Anders als im Kauf- und Werkvertragsrecht (§ 437 Nr. 2 Var. 2 BGB und § 634 Nr. 3 Var. 2 BGB) erfolgt die Minderung im Mietrecht nach § 536 Abs. 1 BGB nicht durch Willenserklärung sondern kraft Gesetzes (ipso iure). Dies ergibt sich aus dem Wortlaut der Vorschrift („ist der Mieter […] von der Entrichtung der Miete befreit“). Die Minderung im Mietrecht stellt damit kein Gestaltungsrecht, sondern eine rechtsvernichtende Einwendung dar.

32
Q

Welche Elemente dienen bei der Störung der Geschäftsgrundlage zu der Bestimmung, ob eine Vertragsanpassung verlangt werden kann? Von welchem Grundsatz wird eine Ausnahme gemacht?

A

Als Geschäftsgrundlage werden Umstände bezeichnet, von deren Vorliegen die Parteien bei Vertragsschluss ausgegangen sind, die aber nicht Vertragsbestandteil geworden sind. § 313 Abs. 1 BGB setzt voraus, dass diese Umstände sich schwerwiegend verändert haben (reales Element), dass die Parteien bei Kenntnis davon den Vertrag nicht (so) geschlossen hätten (hypothetisches Element) und dass ein Festhalten am unveränderten Vertrag einer Partei nicht zugemutet werden kann (normatives Element). Im Rahmen des normativen Elementes ist dann insbesondere zu berücksichtigen, wie die Risikoverteilung des Vertrages im konkreten Fall ausgestaltet ist, ob bspw. ein gewerblicher Mieter das Risiko tragen muss während einer Pandemie sein Geschäft nicht betreiben zu können.
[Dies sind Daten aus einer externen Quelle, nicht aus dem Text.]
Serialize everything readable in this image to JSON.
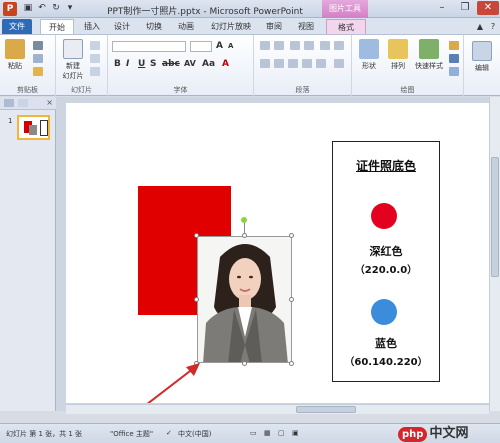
{
  "window": {
    "title": "PPT制作一寸照片.pptx - Microsoft PowerPoint",
    "contextual_tab_group": "图片工具",
    "app_icon_letter": "P"
  },
  "tabs": [
    "文件",
    "开始",
    "插入",
    "设计",
    "切换",
    "动画",
    "幻灯片放映",
    "审阅",
    "视图",
    "格式"
  ],
  "ribbon": {
    "clipboard": {
      "paste": "粘贴",
      "label": "剪贴板"
    },
    "slides": {
      "new_slide": "新建\n幻灯片",
      "label": "幻灯片"
    },
    "font": {
      "label": "字体"
    },
    "paragraph": {
      "label": "段落"
    },
    "drawing": {
      "shapes": "形状",
      "arrange": "排列",
      "quick_styles": "快速样式",
      "label": "绘图"
    },
    "editing": {
      "label": "编辑"
    }
  },
  "slide": {
    "card_title": "证件照底色",
    "colors": [
      {
        "name": "深红色",
        "value": "（220.0.0）",
        "hex": "#e4001f"
      },
      {
        "name": "蓝色",
        "value": "（60.140.220）",
        "hex": "#3c8cdc"
      }
    ],
    "thumb_number": "1"
  },
  "statusbar": {
    "slide_info": "幻灯片 第 1 张，共 1 张",
    "theme": "\"Office 主题\"",
    "language": "中文(中国)"
  },
  "watermark": {
    "logo": "php",
    "text": "中文网"
  }
}
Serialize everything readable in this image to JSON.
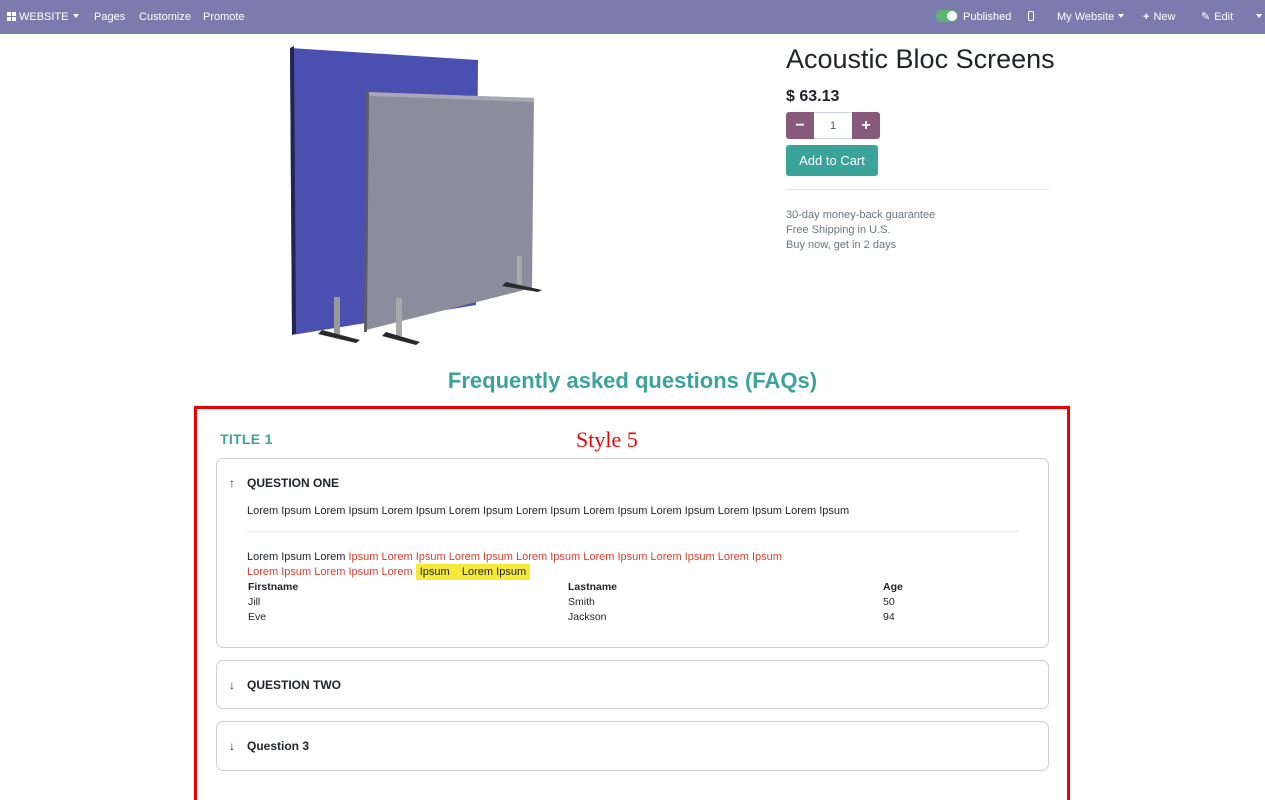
{
  "navbar": {
    "website": "WEBSITE",
    "pages": "Pages",
    "customize": "Customize",
    "promote": "Promote",
    "published": "Published",
    "my_website": "My Website",
    "new": "New",
    "edit": "Edit"
  },
  "product": {
    "name": "Acoustic Bloc Screens",
    "price": "$ 63.13",
    "quantity": "1",
    "add_to_cart": "Add to Cart",
    "guarantees": [
      "30-day money-back guarantee",
      "Free Shipping in U.S.",
      "Buy now, get in 2 days"
    ]
  },
  "faq": {
    "heading": "Frequently asked questions (FAQs)",
    "title": "TITLE 1",
    "style_label": "Style 5",
    "q1": {
      "question": "QUESTION ONE",
      "answer": "Lorem Ipsum Lorem Ipsum Lorem Ipsum Lorem Ipsum Lorem Ipsum Lorem Ipsum Lorem Ipsum Lorem Ipsum Lorem Ipsum",
      "line1_plain": "Lorem Ipsum Lorem ",
      "line1_red": "Ipsum Lorem Ipsum Lorem Ipsum Lorem Ipsum Lorem Ipsum Lorem Ipsum Lorem Ipsum",
      "line2_red": "Lorem Ipsum Lorem Ipsum Lorem ",
      "line2_highlight": "Ipsum    Lorem Ipsum",
      "table": {
        "headers": [
          "Firstname",
          "Lastname",
          "Age"
        ],
        "rows": [
          [
            "Jill",
            "Smith",
            "50"
          ],
          [
            "Eve",
            "Jackson",
            "94"
          ]
        ]
      }
    },
    "q2": {
      "question": "QUESTION TWO"
    },
    "q3": {
      "question": "Question 3"
    }
  },
  "colors": {
    "navbar": "#7c7bad",
    "accent": "#3aa39a",
    "qty_button": "#875a7b",
    "frame": "#ee0000"
  }
}
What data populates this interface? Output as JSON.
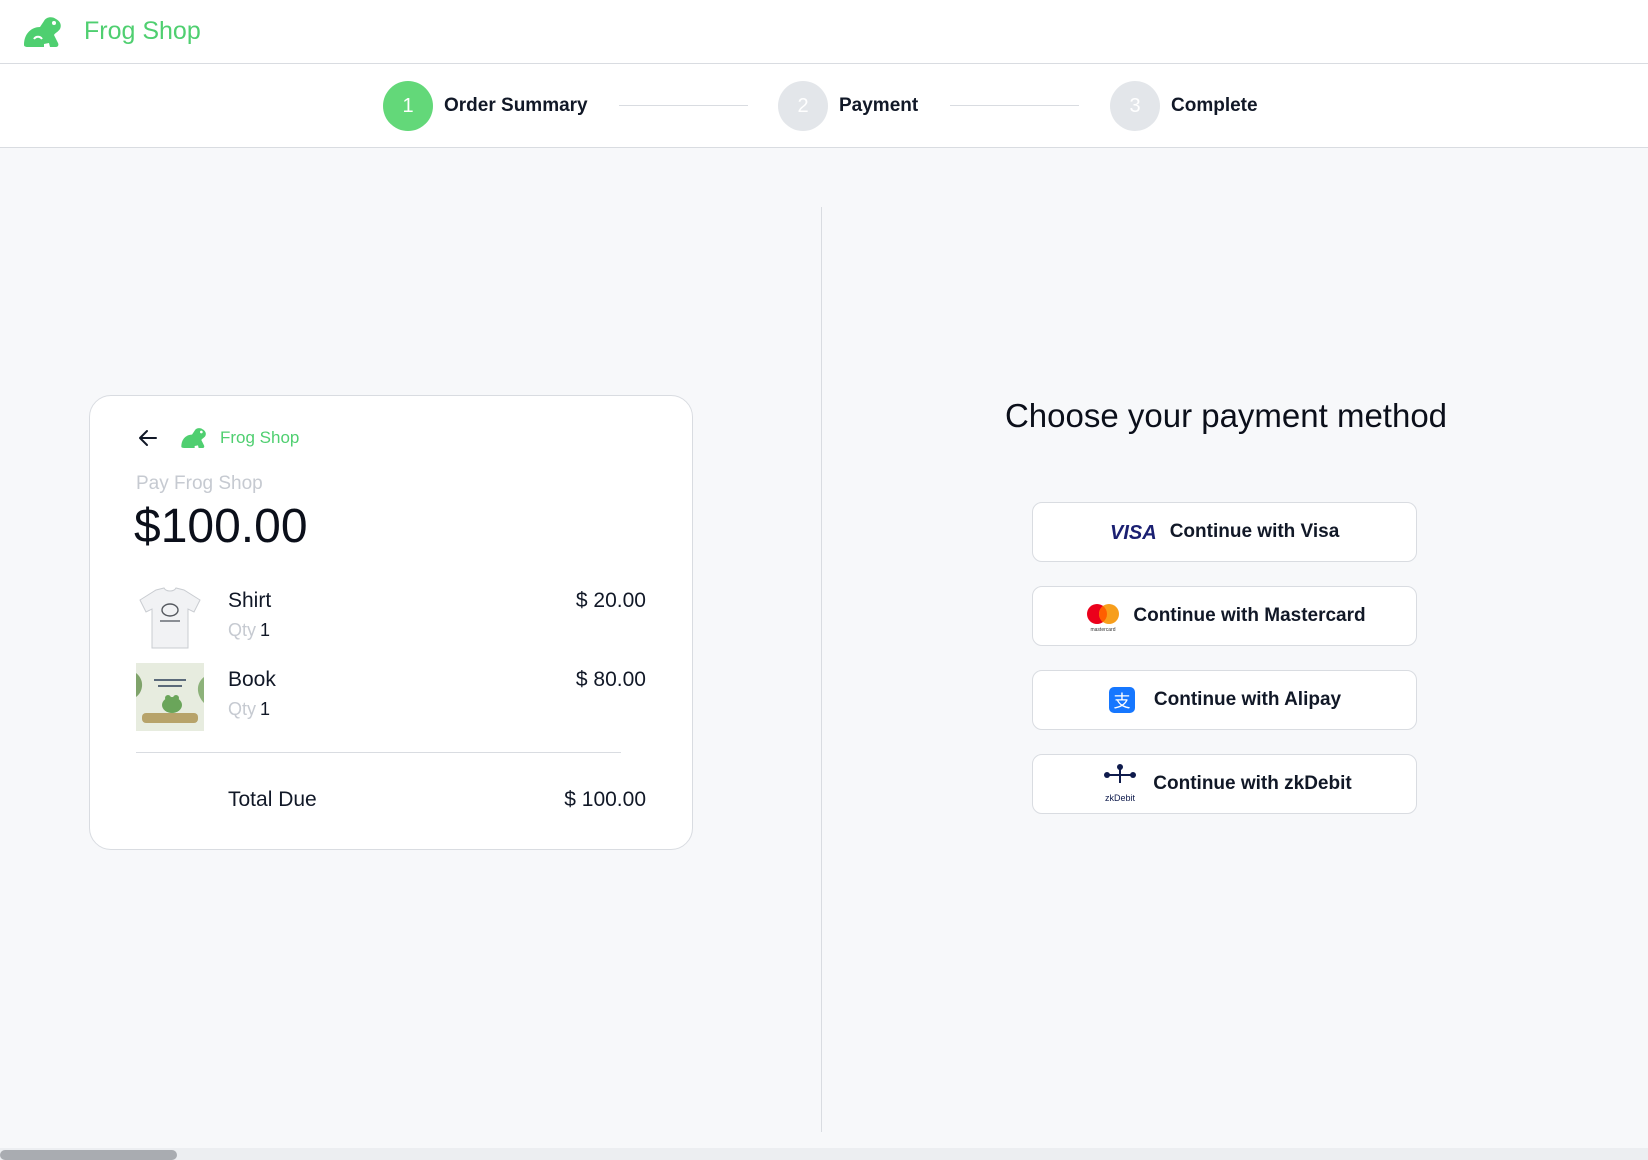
{
  "header": {
    "brand_name": "Frog Shop",
    "logo_icon": "frog-icon"
  },
  "stepper": {
    "steps": [
      {
        "number": "1",
        "label": "Order Summary",
        "state": "active"
      },
      {
        "number": "2",
        "label": "Payment",
        "state": "inactive"
      },
      {
        "number": "3",
        "label": "Complete",
        "state": "inactive"
      }
    ]
  },
  "order_card": {
    "back_icon": "arrow-left-icon",
    "brand_name": "Frog Shop",
    "pay_label": "Pay Frog Shop",
    "amount": "$100.00",
    "items": [
      {
        "name": "Shirt",
        "qty_label": "Qty",
        "qty": "1",
        "price": "$ 20.00",
        "image_icon": "shirt-thumbnail"
      },
      {
        "name": "Book",
        "qty_label": "Qty",
        "qty": "1",
        "price": "$ 80.00",
        "image_icon": "book-thumbnail"
      }
    ],
    "total_label": "Total Due",
    "total_value": "$ 100.00"
  },
  "payment": {
    "title": "Choose your payment method",
    "methods": [
      {
        "label": "Continue with Visa",
        "icon": "visa-icon",
        "icon_text": "VISA"
      },
      {
        "label": "Continue with Mastercard",
        "icon": "mastercard-icon",
        "icon_text": "mastercard"
      },
      {
        "label": "Continue with Alipay",
        "icon": "alipay-icon",
        "icon_text": "支"
      },
      {
        "label": "Continue with zkDebit",
        "icon": "zkdebit-icon",
        "icon_text": "zkDebit"
      }
    ]
  },
  "colors": {
    "brand_green": "#4fcf70",
    "step_active": "#63d879",
    "step_inactive": "#e3e6ea",
    "visa_blue": "#1a1f71",
    "alipay_blue": "#1677ff"
  }
}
Unter den besonderen Voraussetzungen des § 313 BGB wird damit eine Ausnahme vom Grundsatz pacta sunt servanda gemacht. Als gesetzliche Manifestation allgemeiner Billigkeitserwägungen ist die Störung der Geschäftsgrundlage subsidiär zu speziellen Regelungen zu behandeln.